Alzare la posta. Proprio quando il governo catalano è al massimo della debolezza, senza maggioranza (gli assemblearisti della Cup sono ormai all’opposizione), con una base sempre più spaccata su come mettere in piedi una «repubblica catalana» e senza un orizzonte politico chiaro, il president Quim Torra ieri ha minacciato il presidente spagnolo Sánchez di far cadere il suo governo se non mette sul tavolo una proposta di referendum accordato entro novembre.

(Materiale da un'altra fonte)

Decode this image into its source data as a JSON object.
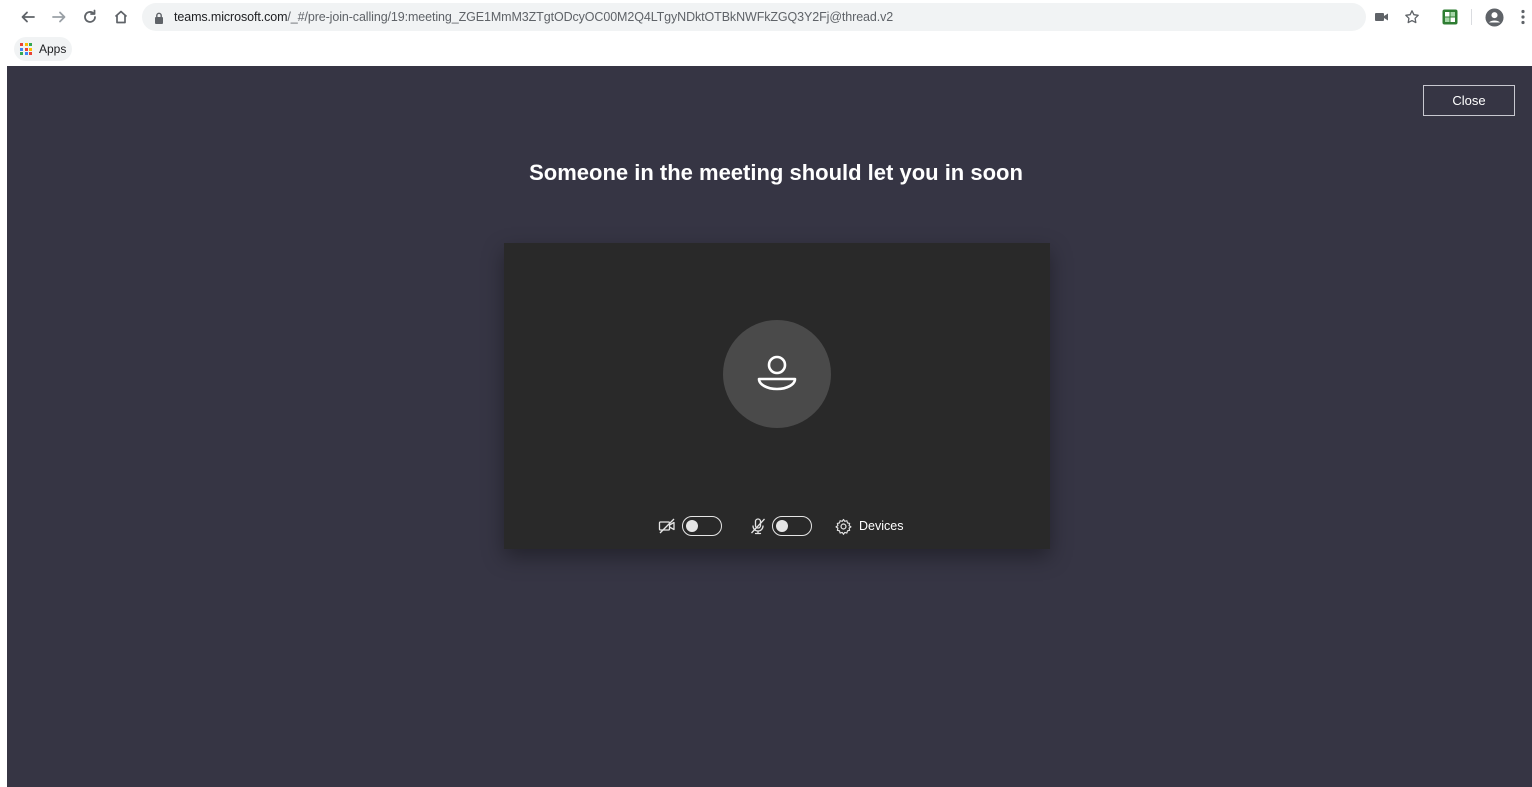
{
  "browser": {
    "url_host": "teams.microsoft.com",
    "url_path": "/_#/pre-join-calling/19:meeting_ZGE1MmM3ZTgtODcyOC00M2Q4LTgyNDktOTBkNWFkZGQ3Y2Fj@thread.v2",
    "bookmarks": {
      "apps_label": "Apps"
    }
  },
  "meeting": {
    "close_label": "Close",
    "heading": "Someone in the meeting should let you in soon",
    "devices_label": "Devices",
    "camera_on": false,
    "mic_on": false
  },
  "colors": {
    "app_background": "#363544",
    "preview_background": "#292929",
    "avatar_background": "#4a4a4a"
  }
}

LO HA FATTO DAL PULPITO del Parlament catalano, finalmente riunito dopo più di due mesi e mezzo di blocco perché i due partiti di maggioranza, PdCat e Esquerra, non si mettevano d’accordo sul da farsi, fra tentazioni assolutiste e un approccio pragmatico. I voti del PdCat ed Esquerra sono essenziali a Madrid per approvare il budget dei socialisti. Il discorso di Torra è stato grandiloquente («se la sentenza è di condanna, la Catalogna si sarà guadagnata il diritto di essere uno stato»), con qualche strizzatina d’occhio alle ali estreme («non siamo qui per amministrare un’autonomia, né per ricrearci con parole vuote, ma per fare la repubblica catalana»), ultimatum a Madrid («la pazienza dei catalani non è infinita, il margine di Sánchez è finito») e velate minacce di sovvertire l’ordine pubblico («pensate che se vengono condannati i prigionieri politici il popolo non si ribellerà?»). Ha anche assicurato che il criticatissimo ministro degli interni Miquel Buch, attaccato dalla Cup per le cariche e dai sindacati dei Mossos per non aver predisposto abbastanza agenti per le manifestazioni di lunedì (finite con altre cariche), darà spiegazioni nella camera catalana.

POCO PRIMA DEL DISCORSO di Torra, in un doppio salto mortale retorico, il parlamento si è rifiutato di accettare l’ordinanza del giudice Llarena che sospendeva dalle loro funzioni i 6 deputati incriminati per sedizione (fra cui l’ex presidente Puigdemont e l’ex vicepresidente Junqueras), ma ha anche votato di nominare dei sostituti temporanei, come chiedeva il giudice e già avviene.

I 6 DEPUTATI (5 in carcere e Puigdemont in Belgio) non ricevono lo stipendio già da luglio, data dell’ordinanza. La tensione nel mondo indipendentista è alle stelle. «Una cosa è fare pressione [come aveva invitato a fare Torra lunedì, ndr] e un conto è essere violento”, ha detto la portavoce dell’esecutivo catalano Elsa Artadi. Anche il direttore dei Mossos ha gettato la croce sui «gruppi di radicali» che hanno messo «in pericolo la sicurezza e l’integrità del Parlament». La tenuta del governo catalano e del sempre più sfilacciato fronte indipendentista dipenderà tutta dalla reazione di Madrid. La portavoce Isabel Celaá ha già risposto: «Autonomia sì, indipendenza no. In Catalogna ci sono troppi gesti e poca responsabilità».